Ott and Longnecker's An Introduction to Statistical Methods and Data Analysis, Seventh Edition, provides a broad overview of statistical methods for advanced undergraduate and graduate students from a variety of disciplines who have little or no prior course work in statistics. The authors teach students to solve problems encountered in research projects, to make decisions based on data in general settings both within and beyond the university setting, and to become critical readers of statistical analyses in research papers and news reports. The first eleven chapters present material typically covered in an introductory statistics course, as well as case studies and examples that are often encountered in undergraduate capstone courses. The remaining chapters cover regression modeling and design of experiments.
PART 1: INTRODUCTION
1. Statistics and the Scientific Method
PART 2: COLLECTING DATA
2. Using Surveys and Scientific Studies to Collect Data
PART 3: SUMMARIZING DATA
3. Data Description. Introduction and Abstract of Research Study
4. Probability And Probability Distributions
PART 4: ANALYZING DATA, INTERPRETING THE ANALYSES, AND COMMUNICATING RESULTS
5. Inferences about Population Central Values
6. Inferences Comparing Two Population Central Values
7. Inferences about Population Variances
8. Inferences About More Than Two Population Central Values
9. Multiple Comparisons
10. Categorical Data
PART 5: ANALYZING DATA: REGRESSION METHODS AND MODEL BUILDING
11. Linear Regression and Correlation
12. Multiple Regression and the General Linear Model
13. Further Regression Topics
PART 6: DESIGN OF EXPERIMENTS AND ANALYSIS OF VARIANCE
14. Analysis of Variance for Completely Randomized Designs
15. Analysis of Variance for Blocked Designs
16. Analysis of Covariance
17. Analysis of Variance for Some Fixed-, Random-, and Mixed-Effects Models
18. Split-Plot, Repeated Measures, and Crossover Designs
19. Analysis of Variance for Some Unbalanced Designs
20. Communicating and Documenting the Results of a Study or Experiment
Lyman Ott earned his Bachelor's degree in Mathematics and Education and Master's degree in Mathematics from Bucknell University, and Ph.D in Statistics from the Virginia Polytechnic Institute. After two years working in statistics in the pharmaceutical industry, Dr. Ott became assistant professor in the Statistic Department at the University of Florida in 1968 and was named associate professor in 1972. He joined Merrell-National laboratories in 1975 as head of the Biostatistics Department and then head of the company's Research Data Center. He later became director of Biomedical Information Systems, Vice President of Global Systems and Quality Improvement in Research and Development, and Senior Vice President Business Process Improvement and Biometrics. He retired from the pharmaceutical industry in 1998, and now serves as consultant and Board of Advisors member for Abundance Technologies, Inc. Dr. Ott has published extensively in scientific journals and authored or co-authored seven college textbooks including Basic Statistical Ideas for Managers, Statistics: A Tool for the Social Sciences and An Introduction to Statistical Methods and Data Analysis. He has been a member of the Industrial Research Institute, the Drug Information Association and the Biometrics Society. In addition, he is a Fellow of the American Statistical Association and received the Biostatistics Career Achievement Award from the Pharmaceutical research and Manufacturers of America in 1998. He was also an All-American soccer player in college and is a member of the Bucknell University Athletic Hall of Fame.

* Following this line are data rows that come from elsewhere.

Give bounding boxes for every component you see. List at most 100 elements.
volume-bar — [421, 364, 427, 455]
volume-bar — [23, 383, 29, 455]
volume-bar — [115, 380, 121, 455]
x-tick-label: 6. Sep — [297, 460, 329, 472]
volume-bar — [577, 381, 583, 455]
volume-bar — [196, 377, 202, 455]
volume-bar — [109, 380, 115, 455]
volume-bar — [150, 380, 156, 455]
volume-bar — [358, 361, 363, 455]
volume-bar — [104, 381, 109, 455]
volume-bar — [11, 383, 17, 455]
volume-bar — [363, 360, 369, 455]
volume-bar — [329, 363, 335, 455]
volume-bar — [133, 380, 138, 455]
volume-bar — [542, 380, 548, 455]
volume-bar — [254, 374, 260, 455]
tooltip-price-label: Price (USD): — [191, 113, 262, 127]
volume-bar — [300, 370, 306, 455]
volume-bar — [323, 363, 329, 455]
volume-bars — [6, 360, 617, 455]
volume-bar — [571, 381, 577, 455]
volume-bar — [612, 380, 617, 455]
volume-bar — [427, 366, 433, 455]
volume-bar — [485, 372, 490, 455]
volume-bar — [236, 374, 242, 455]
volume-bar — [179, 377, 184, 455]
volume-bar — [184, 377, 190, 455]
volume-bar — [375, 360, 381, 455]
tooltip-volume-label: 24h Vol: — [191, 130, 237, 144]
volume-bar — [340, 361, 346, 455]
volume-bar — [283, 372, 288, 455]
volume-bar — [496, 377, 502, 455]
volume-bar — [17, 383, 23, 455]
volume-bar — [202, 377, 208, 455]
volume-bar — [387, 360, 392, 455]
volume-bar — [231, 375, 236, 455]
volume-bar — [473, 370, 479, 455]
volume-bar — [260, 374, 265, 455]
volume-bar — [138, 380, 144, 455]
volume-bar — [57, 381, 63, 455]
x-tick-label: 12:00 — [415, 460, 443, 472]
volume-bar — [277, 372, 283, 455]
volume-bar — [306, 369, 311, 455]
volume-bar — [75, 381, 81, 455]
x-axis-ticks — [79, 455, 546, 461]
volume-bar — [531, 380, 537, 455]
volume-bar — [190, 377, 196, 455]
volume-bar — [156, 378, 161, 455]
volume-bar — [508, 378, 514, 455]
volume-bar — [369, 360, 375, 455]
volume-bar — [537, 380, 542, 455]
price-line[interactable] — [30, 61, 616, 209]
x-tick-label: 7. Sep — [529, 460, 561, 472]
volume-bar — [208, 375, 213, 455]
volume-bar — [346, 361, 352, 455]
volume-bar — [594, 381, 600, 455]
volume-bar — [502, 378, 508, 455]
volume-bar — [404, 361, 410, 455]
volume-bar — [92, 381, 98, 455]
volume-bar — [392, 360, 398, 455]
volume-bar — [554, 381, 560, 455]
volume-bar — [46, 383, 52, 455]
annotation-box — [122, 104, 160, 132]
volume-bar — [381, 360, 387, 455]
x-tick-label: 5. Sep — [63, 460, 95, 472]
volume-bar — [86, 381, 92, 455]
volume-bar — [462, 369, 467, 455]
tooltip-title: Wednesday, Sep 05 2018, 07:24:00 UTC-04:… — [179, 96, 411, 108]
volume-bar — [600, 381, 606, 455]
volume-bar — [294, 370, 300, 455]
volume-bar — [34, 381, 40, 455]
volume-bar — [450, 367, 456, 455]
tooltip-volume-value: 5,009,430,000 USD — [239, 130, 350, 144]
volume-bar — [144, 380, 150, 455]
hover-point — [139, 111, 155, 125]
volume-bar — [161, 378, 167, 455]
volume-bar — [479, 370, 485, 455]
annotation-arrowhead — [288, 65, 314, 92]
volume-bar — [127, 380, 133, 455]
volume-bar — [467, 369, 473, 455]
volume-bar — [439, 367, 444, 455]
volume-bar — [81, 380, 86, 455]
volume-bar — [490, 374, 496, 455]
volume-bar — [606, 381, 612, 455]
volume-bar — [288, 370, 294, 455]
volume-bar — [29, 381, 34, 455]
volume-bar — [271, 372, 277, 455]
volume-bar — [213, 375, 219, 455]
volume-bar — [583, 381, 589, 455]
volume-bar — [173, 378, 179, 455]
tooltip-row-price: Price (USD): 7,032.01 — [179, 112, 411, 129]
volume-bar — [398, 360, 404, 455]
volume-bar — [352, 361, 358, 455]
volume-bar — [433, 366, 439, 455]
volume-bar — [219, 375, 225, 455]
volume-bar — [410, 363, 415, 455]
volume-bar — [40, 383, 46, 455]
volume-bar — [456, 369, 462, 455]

Michael Longnecker currently serves as Professor and Associate Department Head at Texas A&M University. He received his B.S. at Michigan Technological University, his first M.S. at Western Michigan University, his second M.S. at Florida State University, and his Ph.D. at Florida State University. He is interested in Nonparametrics, Statistical Process Control, and Statistical Consulting.